# Questions about optimcal backup

## atmosx

Hello,

I have a ReadyNAS NV+ on the local network. I can connect to it via ftp/ssh. I'm looking for a way to backup my Gentoo system on it. I want to have incremental backups if possible.

I would use an utility like duplicity (rdiff-backup with gpg encryption) but ReadyNAS has a really old version of it. I need something that works client-side only. Rsyncd-powered backups although are a good solution, it requires extra sever configuration and more open ports.

Is there any other software that works over ssh/ftp that can do what I need?

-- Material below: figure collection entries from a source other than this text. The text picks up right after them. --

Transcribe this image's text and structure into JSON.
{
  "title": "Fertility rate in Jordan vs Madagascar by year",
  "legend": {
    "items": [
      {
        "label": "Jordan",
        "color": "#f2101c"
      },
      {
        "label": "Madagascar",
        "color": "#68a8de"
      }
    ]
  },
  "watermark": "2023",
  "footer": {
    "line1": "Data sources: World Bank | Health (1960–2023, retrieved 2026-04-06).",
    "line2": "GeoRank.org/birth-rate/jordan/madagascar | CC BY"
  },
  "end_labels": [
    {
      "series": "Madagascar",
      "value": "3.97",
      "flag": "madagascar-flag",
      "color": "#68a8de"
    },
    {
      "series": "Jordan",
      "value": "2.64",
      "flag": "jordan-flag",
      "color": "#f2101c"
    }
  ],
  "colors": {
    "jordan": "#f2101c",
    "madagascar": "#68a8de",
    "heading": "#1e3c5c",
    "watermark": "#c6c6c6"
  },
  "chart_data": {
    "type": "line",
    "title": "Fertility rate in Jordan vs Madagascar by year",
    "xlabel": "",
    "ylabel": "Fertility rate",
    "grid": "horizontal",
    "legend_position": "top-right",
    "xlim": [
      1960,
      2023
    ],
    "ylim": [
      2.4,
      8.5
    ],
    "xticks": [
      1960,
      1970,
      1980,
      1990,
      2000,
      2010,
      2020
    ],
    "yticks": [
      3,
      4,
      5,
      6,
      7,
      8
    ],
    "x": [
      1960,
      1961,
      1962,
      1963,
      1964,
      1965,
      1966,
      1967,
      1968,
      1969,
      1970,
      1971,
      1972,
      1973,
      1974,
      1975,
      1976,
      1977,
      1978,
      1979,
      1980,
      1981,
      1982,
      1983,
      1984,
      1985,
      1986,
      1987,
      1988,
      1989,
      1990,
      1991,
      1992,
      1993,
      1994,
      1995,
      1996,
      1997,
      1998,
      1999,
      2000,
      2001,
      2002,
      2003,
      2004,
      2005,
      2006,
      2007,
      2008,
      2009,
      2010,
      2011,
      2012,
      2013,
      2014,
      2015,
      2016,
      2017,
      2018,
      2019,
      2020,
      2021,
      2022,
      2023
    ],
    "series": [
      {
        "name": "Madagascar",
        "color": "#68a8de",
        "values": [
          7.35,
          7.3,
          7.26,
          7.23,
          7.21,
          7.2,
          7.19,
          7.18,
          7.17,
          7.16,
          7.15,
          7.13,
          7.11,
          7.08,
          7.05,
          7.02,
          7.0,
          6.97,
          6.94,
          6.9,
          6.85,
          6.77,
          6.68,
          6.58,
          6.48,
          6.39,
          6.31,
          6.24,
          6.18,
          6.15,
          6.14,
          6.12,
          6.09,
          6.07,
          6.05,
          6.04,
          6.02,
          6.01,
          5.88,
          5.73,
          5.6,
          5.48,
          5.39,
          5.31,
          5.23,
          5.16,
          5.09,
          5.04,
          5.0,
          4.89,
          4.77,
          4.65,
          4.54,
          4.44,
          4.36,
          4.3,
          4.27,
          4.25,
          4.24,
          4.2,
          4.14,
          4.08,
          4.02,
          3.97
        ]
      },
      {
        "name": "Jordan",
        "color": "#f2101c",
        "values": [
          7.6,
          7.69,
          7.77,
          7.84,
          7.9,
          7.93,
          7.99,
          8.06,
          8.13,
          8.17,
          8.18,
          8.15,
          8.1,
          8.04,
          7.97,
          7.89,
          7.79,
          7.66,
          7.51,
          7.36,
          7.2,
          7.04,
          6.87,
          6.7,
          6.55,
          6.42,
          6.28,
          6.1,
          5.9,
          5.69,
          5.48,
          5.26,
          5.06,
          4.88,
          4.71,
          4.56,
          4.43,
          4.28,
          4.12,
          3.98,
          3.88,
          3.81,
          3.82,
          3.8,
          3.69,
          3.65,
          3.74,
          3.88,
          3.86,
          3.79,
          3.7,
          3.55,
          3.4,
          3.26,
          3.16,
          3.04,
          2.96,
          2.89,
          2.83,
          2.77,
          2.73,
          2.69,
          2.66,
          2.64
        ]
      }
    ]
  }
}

Otherwise I'll go with a simple backup script I guess...

Thanks

----------

## avx

Try using sys-fs/sshfs-fuse to mount the NAS into your local tree, from there you can work with it like any other filesystem (maybe need to read the manpage, if keeping permissions is important) and all tools should just work(tm).

----------

## Hu

You could use the ssh transport for rsync.  This should work as long as the server has rsync installed and it may be more efficient than trying to use rsync between a locally mounted directory and an sshfs directory.

----------

## atmosx

Hello,

thanks you both for the hints. SSHFS works great, but due to ease of use, I'll think I'll with rsnapshot which uses rsync and keeps multiple backups.

Best REgards

----------